Earlier posts have detailed how novae are now understood as thermonuclear blasts on a white dwarf star that has accreted gas from a very close companion. The gas ignites when it has reached a critical temperature and pressure. The resulting blast wave can shock any surrounding gas to X-ray emitting temperatures, as well as fling off million degree debris in the process, much like a miniature supernova.  Novae offer the distinct advantage that we can watch them evolve over a period of years, whereas supernova remnants evolve much more slowly, over hundreds to thousands of years.

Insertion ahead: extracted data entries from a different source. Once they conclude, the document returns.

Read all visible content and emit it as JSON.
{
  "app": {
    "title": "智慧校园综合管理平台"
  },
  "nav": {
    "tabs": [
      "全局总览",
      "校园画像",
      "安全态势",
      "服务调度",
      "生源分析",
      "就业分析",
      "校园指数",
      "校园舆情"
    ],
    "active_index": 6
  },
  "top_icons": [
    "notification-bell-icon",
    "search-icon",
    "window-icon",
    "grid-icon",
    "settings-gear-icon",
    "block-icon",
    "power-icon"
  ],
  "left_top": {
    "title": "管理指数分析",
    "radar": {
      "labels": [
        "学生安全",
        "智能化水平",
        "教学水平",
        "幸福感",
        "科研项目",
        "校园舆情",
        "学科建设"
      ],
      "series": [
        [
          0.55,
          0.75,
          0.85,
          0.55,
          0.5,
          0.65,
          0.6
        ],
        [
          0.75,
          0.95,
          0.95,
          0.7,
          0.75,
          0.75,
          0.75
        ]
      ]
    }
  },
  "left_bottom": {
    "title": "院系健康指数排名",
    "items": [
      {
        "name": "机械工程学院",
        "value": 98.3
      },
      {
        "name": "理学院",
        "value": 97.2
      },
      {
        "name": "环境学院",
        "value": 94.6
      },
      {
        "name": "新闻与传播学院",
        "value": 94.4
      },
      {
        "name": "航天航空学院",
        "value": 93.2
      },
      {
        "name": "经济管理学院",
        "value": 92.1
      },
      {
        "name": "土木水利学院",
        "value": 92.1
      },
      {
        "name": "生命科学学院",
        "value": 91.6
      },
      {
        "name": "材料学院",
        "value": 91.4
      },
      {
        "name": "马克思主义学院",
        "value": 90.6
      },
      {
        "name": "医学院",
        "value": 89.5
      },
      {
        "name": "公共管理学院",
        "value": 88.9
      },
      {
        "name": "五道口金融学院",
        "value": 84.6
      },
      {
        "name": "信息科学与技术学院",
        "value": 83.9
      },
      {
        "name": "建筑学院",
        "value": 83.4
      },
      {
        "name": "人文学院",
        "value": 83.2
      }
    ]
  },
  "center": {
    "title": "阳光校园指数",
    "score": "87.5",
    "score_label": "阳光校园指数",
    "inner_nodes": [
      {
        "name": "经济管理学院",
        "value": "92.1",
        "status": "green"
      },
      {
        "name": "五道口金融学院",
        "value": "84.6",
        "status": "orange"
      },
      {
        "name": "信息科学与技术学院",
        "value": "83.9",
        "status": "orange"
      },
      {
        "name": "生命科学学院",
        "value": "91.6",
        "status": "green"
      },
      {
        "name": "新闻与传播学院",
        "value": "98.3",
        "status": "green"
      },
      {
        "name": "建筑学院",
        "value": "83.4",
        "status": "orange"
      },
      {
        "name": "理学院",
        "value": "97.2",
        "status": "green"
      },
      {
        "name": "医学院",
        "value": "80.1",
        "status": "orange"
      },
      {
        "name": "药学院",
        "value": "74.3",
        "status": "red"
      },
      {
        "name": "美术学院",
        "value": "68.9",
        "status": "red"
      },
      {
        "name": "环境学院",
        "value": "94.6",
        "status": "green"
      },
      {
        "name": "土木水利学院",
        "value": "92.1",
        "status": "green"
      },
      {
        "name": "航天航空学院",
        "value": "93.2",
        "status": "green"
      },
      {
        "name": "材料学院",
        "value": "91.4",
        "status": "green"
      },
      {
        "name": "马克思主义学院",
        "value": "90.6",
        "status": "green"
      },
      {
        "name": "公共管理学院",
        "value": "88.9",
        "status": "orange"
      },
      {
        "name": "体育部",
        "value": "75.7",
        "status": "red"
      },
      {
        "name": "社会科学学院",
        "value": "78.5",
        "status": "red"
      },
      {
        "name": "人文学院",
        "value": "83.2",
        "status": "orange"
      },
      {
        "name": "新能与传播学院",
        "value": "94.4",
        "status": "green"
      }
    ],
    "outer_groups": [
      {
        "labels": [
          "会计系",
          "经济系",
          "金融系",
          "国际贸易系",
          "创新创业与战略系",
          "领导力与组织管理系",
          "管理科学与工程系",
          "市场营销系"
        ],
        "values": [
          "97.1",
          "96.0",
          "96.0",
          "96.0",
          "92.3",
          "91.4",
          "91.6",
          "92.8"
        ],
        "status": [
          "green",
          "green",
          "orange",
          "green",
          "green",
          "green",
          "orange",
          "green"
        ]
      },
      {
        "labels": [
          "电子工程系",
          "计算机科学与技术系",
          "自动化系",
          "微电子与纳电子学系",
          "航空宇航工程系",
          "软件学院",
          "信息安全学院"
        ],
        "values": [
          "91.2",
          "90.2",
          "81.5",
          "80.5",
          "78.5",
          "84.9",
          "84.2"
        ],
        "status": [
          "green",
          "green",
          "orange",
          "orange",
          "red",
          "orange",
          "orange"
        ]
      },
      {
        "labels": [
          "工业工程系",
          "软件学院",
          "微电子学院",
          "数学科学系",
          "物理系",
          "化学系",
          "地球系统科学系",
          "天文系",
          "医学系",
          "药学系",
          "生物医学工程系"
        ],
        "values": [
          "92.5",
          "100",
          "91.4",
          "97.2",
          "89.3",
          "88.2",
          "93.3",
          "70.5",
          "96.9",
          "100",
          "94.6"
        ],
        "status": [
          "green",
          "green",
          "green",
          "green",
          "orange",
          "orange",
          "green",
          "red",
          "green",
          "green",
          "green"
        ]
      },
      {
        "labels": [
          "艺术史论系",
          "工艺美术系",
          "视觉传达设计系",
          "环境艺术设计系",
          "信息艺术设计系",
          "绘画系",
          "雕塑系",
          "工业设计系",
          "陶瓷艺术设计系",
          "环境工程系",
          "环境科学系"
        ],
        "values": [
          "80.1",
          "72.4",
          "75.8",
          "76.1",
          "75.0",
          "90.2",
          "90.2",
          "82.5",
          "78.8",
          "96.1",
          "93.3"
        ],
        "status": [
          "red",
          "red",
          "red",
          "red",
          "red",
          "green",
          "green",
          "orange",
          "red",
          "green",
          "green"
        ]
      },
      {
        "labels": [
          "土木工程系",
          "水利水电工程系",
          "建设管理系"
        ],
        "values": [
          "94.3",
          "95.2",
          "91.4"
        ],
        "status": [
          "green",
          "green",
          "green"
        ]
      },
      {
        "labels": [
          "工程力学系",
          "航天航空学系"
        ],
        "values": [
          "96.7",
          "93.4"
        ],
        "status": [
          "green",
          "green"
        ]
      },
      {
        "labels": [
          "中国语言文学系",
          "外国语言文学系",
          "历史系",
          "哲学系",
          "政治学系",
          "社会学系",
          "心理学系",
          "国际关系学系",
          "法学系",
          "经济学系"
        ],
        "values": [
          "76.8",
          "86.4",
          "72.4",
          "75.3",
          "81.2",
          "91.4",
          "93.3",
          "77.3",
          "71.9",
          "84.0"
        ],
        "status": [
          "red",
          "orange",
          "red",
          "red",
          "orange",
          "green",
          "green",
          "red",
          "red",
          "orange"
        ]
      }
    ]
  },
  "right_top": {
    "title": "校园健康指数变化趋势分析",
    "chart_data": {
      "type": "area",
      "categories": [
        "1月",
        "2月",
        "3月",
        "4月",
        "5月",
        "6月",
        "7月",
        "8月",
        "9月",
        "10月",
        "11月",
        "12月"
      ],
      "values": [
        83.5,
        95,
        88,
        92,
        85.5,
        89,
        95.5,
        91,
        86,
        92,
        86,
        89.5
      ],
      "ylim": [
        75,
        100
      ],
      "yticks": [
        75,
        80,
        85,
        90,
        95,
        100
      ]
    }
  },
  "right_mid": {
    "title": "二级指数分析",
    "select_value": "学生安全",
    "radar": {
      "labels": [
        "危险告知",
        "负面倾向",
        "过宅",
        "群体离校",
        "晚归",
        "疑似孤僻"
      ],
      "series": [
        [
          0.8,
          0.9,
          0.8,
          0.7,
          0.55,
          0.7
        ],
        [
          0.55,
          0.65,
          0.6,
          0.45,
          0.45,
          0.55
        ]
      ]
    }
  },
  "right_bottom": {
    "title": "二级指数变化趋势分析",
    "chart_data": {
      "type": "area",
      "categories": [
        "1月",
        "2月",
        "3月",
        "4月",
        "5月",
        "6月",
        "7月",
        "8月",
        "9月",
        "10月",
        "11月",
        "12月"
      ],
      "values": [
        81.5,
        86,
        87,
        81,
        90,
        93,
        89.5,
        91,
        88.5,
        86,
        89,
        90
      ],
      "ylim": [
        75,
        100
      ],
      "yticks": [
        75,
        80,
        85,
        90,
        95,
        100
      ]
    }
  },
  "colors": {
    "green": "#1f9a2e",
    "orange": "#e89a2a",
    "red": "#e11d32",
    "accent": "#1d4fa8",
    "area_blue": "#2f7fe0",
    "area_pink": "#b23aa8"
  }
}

Chandra observed the Nova Per 1901 remnant in 2000 February, finding highly asymmetric X-ray emission that was bright toward the southwest as illustrated by the blue colour in the accompanying image made up from Chandra, Hubble (orange) and Very Large Array radio (magenta) data. This is the same quadrant in which the brightest nebulosity seen in the 1901 photographs was located. The nebulosity is thought to be material thrown off from the central star - now know as the variable GK Per - in a recent planetary nebula phase. Chandra re-observed the remnant in 2013 November, and was able to measure the expansion rate, temperature and brightness. While the remnant has dimmed through expansion, it has not cooled appreciably. Dimming has been greatest in the fainter areas to the north and east (upper left in these images), indicating a faster expansion rate in those directions.  This is just what is expected based on the old 1901 images of the distribution of gas around the star when it exploded.  The blastwave expands faster into lower density gas, and is slowed by the more dense gas that forms the X-ray bright southwest rim.  This study was published in the 2015 March 10 edition of the Astrophysical Journal and was lead by ex-SAO postdoc Dai Takei, now a scientist at RIKEN Center, Japan.  It also forms the subject of a Chandra image release.